Так рассказывал Петр, когда Шемяка снова схватил его за руку.
— Мне не мерещится! — сказал он тихо.
"Господи! что есть сие!" — прошептал с трепетом Петр.
Покров шевелился; губы мертвеца двигались; он силился, казалось, привстать.
Какая безмерная бездна разделяет жизнь от смерти, если только одна мысль, что мертвец движется — движется, живет без жизни — оледеняет сердца живущих…
Шемяка и Петр окаменели на местах своих: мертвец двигался, тихо развел руками, скинул с себя покров, приподнялся, сел на столе, сложил руки на груди и хрипло возгласил: "Познал Петр, яко Господь его грядет и исполнился страха и ужаса! Гряди по мне, гряди — познай Господа!"
В беспамятстве поднялся боярин с места своего и громко возопил: "Гряду, Господи, гряду! Ныне отпущаеши раба Твоего, по глаголу Твоему, с миром, яко видеста очи мои спасение Твое!"
Страшно было зрелище мертвеца, восставшего, безжизненного: очи его были закрыты, руки сложены, голос отзывался гробовым хрипением — и старца, за минуту удрученного скорбию, плакавшего, но полного жизни- теперь впавшего в какое-то бесчувствие: глаза его помутились, седые волосы стали дыбом-коленопреклоненный перед телом Красного, он запел вне себя:
"Увы! мне: каковый подвиг имеет душа моя, разлучающися от телеси!

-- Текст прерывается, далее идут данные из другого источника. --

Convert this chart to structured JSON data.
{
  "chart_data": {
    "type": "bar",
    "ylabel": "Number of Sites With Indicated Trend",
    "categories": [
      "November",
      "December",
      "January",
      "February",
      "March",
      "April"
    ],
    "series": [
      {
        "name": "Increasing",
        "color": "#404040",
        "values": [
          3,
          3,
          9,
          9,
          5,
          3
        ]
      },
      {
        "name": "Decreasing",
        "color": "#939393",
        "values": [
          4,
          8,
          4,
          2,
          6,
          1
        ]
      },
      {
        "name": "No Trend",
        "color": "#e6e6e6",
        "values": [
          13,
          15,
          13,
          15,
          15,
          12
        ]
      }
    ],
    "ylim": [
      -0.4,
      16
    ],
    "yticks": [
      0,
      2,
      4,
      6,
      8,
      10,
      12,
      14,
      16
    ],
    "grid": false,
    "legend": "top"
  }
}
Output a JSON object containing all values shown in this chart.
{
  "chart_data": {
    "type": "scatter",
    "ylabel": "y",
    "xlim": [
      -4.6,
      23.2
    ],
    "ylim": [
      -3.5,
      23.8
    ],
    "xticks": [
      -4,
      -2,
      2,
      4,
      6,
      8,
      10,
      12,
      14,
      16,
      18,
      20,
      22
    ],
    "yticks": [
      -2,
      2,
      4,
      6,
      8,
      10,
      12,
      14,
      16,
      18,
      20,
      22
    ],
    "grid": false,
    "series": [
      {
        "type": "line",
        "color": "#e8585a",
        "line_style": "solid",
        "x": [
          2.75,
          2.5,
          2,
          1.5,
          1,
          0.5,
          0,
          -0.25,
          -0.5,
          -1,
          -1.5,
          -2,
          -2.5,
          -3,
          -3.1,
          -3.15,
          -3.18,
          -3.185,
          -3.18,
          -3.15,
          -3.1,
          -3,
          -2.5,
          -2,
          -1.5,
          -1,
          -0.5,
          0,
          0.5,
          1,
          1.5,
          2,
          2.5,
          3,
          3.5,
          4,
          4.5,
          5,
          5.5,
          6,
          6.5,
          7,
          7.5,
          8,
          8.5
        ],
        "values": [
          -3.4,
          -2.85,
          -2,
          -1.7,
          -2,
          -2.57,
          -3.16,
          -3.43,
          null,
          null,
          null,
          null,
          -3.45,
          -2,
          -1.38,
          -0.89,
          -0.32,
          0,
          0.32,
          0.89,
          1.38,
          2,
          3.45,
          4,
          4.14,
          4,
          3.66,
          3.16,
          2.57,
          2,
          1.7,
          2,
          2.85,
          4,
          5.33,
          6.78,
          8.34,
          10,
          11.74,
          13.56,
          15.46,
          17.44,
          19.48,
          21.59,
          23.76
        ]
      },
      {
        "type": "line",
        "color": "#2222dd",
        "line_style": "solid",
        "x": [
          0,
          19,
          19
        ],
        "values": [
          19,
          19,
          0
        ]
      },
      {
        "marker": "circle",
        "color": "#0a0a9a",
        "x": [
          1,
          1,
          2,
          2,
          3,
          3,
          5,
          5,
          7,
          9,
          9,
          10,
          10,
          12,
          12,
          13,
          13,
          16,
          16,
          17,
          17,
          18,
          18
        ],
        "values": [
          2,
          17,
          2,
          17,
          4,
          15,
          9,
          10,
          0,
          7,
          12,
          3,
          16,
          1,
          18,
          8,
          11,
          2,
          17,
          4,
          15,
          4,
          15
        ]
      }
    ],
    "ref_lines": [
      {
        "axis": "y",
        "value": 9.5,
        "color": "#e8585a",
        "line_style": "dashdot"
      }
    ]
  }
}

Увы! тогда колико слезит, и несть помилуяй ю: к ангелам очи возводит и — бездельно молится; к человекам руки простирает и — не имать помогающего!"
— Блажени непорочнии, в путь ходящи в законе Господнем! — запел мертвец. — Придите, видим чудо паче ума: вчера был с нами — ныне же лежит мертв. Придите, уразумеем: что мятущеся совершаем? Как благовонием помазанный смердит зловонием? Как златом и красотою красящийся — нищ и без лепоты лежит?
Вне себя бросился Шемяка к брату: "Брат! — воскликнул он, — ты ли жив еще? Или я вижу сонное видение? Или ты пришел сказать только нам тайны замогильные?"
— Се, жених грядет в полунощи, — запел опять мертвец, — и блажен раб его же обрящет бдяща; недостоин паки его же обрящет унывающа! Блюди убо, душа моя, да не смерти предана будеши, и царствия Христова вне заключившей…
Шемяка бестрепетно обнял Димитрия; но он был холоден, и глаза его не открывались…
— Брат милыйI что с тобою? Узнаешь ли ты меня?
"Петр познал, яко Господь грядет", — запел снова мертвец, и, как помешанный, отскочил от него Шемяка. Оглядываясь во все стороны, он увидел себя одного в комнате — псалтырщик убежал при начале непостижимого, оживления мертвеца. Красный сидел на столе, среди погребальных свеч, в саване и одежде покойника, не открывая глаз, и пел хриповатым голосом. Что-то задел ногою Шемяка, лежаще на полу: это был пестун Красного, боярин Петр, склоненный челом к земле, и уже мертвый и охолодевший…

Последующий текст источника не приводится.